Hemato-vascular development in vertebrates
©UNIGE – Bertrand Lab. The thymus of a zebrafish at 4.5 days post fertilization showing immature lymphoid progenitors (Ikaros:GFP, green) differentiating into T cell progenitors (Rag2:DsRed, pink).
Prof. Bertrand's laboratory is mostly interested in understanding the molecular pathways involved in hematopoietic stem cells (HSC) specification, development, expansion, migration and differentiation, by using the zebrafish as a model of experimentation and by translating to in vitro models using human cells, in agreement with the 3Rs (Reduce, Replace, Refine). The inflammatory pathways are of particular interest, as they regulate numerous aspects of the interactions between HSCs and their different microenvironments.
The research team has shown that the caudal hematopoietic tissue (CHT) vasculature expresses a specific transcription factor, tfec, that controls the expression of a variety of genes known to be involved in the immune response. They are currently trying to understand their roles in HSC expansion in the CHT. Indeed, they found that ifi30/gilt is important to dampen reactive oxygen species levels in the hematopoietic niche and therefore protect HSCs. They are now studying the effect of many other proteins from the immune toolbox in this particular process, with the goal of translating their findings to human HSC expansion.

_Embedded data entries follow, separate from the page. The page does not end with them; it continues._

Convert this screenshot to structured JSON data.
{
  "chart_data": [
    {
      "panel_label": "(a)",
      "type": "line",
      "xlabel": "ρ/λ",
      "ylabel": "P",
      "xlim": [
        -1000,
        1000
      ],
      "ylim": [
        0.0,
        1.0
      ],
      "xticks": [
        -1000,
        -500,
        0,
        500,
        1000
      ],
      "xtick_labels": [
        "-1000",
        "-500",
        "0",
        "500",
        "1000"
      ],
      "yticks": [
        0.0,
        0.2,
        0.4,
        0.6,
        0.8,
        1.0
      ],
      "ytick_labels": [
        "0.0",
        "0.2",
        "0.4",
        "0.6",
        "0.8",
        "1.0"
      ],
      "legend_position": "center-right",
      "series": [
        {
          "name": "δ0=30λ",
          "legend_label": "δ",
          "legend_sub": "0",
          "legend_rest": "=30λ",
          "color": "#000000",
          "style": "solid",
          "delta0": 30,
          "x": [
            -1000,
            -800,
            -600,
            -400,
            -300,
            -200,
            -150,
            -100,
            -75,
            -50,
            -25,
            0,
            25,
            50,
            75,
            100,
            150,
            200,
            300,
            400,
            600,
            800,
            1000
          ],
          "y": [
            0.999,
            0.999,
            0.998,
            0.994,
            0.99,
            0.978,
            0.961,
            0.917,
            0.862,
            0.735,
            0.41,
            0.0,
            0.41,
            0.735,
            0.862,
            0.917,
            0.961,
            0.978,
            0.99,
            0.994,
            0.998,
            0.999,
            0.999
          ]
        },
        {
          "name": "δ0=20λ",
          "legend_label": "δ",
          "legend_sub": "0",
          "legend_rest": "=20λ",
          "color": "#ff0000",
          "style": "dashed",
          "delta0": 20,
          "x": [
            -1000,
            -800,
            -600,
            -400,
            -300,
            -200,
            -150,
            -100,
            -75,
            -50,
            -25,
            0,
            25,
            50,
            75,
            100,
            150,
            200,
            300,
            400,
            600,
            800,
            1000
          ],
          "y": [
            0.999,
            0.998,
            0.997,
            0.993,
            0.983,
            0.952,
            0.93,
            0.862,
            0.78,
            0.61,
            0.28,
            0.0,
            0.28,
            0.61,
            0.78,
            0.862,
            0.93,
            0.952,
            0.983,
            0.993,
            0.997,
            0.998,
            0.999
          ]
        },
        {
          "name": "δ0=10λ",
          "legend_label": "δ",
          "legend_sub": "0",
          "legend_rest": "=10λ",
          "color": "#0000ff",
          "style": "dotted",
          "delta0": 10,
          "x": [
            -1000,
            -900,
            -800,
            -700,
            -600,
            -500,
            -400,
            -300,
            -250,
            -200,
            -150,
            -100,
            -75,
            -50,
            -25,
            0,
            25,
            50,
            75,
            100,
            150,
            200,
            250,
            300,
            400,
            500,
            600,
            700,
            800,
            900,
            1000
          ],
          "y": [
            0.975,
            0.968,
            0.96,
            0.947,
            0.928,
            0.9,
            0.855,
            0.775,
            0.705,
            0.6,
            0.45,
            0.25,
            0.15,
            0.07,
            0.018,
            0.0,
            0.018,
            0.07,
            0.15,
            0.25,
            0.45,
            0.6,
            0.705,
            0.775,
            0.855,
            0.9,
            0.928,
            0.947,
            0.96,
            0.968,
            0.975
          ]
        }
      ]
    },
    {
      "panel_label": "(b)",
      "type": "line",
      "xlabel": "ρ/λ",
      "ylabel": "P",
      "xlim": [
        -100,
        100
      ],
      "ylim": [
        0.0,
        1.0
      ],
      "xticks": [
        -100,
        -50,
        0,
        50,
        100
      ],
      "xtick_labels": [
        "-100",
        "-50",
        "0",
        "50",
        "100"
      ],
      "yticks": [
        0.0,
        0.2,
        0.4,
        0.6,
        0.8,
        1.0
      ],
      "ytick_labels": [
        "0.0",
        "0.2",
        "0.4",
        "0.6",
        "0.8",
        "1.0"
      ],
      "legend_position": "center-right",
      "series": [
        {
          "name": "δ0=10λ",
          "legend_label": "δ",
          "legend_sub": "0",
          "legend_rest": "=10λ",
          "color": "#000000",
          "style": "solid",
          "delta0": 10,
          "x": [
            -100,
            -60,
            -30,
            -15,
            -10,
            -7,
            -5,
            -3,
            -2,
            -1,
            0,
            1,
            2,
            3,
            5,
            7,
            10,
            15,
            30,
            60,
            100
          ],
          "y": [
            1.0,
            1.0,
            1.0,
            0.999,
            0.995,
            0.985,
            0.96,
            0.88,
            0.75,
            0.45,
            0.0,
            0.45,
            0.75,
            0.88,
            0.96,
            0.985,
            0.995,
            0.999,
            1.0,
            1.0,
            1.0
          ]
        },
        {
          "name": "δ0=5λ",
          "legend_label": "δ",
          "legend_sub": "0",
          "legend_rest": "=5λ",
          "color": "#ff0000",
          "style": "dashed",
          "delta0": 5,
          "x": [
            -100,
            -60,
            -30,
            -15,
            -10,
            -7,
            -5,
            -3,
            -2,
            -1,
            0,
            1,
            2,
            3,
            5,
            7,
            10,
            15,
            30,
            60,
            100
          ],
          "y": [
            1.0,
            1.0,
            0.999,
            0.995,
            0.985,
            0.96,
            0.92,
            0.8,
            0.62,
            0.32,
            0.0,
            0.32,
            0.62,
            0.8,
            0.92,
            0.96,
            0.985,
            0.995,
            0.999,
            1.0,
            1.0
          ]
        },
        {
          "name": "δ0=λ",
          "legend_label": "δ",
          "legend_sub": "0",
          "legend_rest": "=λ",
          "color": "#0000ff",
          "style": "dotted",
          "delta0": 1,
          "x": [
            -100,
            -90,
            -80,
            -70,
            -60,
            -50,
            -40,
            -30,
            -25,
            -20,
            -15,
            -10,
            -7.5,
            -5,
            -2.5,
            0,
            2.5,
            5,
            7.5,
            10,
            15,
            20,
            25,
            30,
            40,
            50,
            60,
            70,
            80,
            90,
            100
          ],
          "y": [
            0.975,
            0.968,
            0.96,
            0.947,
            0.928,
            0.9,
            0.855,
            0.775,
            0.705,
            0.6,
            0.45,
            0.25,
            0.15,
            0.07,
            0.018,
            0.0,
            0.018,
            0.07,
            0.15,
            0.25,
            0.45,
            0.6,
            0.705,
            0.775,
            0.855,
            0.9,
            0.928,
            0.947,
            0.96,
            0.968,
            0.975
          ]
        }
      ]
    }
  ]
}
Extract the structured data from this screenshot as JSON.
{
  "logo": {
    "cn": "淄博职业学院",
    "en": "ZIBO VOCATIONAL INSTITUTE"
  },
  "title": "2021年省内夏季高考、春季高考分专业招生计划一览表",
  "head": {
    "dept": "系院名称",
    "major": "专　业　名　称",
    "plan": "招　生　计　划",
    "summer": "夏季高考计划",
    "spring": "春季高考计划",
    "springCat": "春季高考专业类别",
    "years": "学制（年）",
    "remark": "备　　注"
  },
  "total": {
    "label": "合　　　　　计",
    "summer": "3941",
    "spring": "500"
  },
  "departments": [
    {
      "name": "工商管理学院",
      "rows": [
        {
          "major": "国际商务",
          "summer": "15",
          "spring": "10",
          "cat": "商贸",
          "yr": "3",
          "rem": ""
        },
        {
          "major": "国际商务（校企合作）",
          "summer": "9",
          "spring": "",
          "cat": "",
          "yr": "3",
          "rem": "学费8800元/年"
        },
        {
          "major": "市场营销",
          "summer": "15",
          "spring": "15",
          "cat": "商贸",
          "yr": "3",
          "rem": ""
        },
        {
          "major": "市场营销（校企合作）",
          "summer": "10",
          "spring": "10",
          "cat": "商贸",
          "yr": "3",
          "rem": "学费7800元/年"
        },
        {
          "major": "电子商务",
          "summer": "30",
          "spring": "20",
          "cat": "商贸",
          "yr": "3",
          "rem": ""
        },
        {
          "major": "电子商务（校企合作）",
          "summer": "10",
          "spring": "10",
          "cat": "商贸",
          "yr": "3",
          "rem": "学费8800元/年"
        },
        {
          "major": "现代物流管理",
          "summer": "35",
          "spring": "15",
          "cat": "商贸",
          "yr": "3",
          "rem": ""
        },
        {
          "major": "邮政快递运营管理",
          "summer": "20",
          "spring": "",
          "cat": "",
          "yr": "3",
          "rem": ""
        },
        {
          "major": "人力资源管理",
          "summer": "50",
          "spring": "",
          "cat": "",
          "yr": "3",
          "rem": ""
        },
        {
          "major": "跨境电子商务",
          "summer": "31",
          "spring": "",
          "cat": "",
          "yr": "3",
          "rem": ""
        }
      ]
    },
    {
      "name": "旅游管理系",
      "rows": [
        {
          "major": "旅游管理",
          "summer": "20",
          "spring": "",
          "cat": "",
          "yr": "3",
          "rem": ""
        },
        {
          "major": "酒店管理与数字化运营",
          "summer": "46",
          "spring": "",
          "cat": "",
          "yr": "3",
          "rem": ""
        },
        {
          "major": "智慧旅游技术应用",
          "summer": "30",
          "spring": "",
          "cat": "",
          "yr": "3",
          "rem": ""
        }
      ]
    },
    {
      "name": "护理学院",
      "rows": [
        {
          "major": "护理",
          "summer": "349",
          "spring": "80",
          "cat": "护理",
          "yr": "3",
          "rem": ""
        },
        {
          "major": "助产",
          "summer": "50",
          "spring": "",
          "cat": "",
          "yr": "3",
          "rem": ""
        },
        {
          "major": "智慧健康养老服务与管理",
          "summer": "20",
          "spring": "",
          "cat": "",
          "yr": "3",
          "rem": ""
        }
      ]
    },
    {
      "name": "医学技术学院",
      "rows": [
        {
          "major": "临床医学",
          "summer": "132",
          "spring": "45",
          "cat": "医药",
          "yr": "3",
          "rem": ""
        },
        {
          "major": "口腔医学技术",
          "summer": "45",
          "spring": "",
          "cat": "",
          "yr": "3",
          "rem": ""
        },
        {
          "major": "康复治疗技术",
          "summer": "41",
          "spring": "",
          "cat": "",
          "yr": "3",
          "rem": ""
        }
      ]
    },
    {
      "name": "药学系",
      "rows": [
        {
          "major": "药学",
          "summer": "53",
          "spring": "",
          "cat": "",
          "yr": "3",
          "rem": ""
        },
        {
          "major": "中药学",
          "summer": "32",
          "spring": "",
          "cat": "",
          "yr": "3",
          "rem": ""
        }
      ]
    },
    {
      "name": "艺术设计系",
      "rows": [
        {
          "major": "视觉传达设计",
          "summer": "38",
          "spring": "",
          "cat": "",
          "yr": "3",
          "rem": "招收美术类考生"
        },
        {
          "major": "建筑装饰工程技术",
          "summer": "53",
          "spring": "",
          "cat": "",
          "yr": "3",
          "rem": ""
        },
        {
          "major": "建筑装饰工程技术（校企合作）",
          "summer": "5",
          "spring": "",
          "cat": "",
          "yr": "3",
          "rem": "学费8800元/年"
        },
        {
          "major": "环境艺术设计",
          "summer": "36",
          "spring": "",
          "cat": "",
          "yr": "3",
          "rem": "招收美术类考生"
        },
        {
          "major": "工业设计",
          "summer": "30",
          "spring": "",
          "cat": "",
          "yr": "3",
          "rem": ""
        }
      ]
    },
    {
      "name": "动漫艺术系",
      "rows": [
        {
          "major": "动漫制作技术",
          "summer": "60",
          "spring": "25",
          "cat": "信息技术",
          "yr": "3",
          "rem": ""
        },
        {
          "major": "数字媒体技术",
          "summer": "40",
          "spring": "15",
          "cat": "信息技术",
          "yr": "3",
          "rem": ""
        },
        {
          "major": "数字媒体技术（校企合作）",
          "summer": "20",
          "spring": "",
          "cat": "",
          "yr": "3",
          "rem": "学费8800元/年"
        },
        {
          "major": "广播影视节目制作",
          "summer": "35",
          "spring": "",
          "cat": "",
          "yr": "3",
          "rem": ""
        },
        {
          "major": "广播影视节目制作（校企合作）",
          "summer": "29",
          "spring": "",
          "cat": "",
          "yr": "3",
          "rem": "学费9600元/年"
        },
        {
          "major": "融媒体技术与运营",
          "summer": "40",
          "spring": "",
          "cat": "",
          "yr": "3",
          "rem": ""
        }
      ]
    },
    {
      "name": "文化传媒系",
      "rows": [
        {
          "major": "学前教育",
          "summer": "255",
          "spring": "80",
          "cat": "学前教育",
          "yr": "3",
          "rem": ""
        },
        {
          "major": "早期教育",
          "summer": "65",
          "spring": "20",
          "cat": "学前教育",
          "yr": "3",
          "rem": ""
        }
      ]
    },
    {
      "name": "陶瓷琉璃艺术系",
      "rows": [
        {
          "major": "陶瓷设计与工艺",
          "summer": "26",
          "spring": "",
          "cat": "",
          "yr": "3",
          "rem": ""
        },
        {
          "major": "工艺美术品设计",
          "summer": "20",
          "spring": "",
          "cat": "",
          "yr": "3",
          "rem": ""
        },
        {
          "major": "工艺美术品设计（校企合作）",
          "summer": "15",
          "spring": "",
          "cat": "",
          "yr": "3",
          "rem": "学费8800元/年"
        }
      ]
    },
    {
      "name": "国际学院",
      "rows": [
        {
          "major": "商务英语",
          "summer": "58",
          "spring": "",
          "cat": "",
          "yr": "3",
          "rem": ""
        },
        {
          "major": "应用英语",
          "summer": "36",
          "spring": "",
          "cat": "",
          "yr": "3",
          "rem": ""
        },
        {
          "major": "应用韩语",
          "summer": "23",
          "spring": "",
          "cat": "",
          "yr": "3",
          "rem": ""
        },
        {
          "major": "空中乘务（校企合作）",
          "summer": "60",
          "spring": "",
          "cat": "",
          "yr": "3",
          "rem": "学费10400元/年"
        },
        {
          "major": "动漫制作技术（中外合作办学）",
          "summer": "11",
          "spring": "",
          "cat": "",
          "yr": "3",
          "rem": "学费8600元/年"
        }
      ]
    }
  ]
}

In parallel, they are working on the characterization of innate lymphoid cells in the zebrafish, to understand their development and their function throughout evolution. They have identified many new genes of interest (through single cell RNA sequencing) and are currently building new transgenic animals to mark and follow these cells in vivo.
Specific expertise
Hematopoiesis, hematopoietic stem cells, mouse embryogenesis, zebrafish, sterile inflammation, hematopoietic stroma, hematopoietic cell culture, transgenesis, CRISPR/Cas9.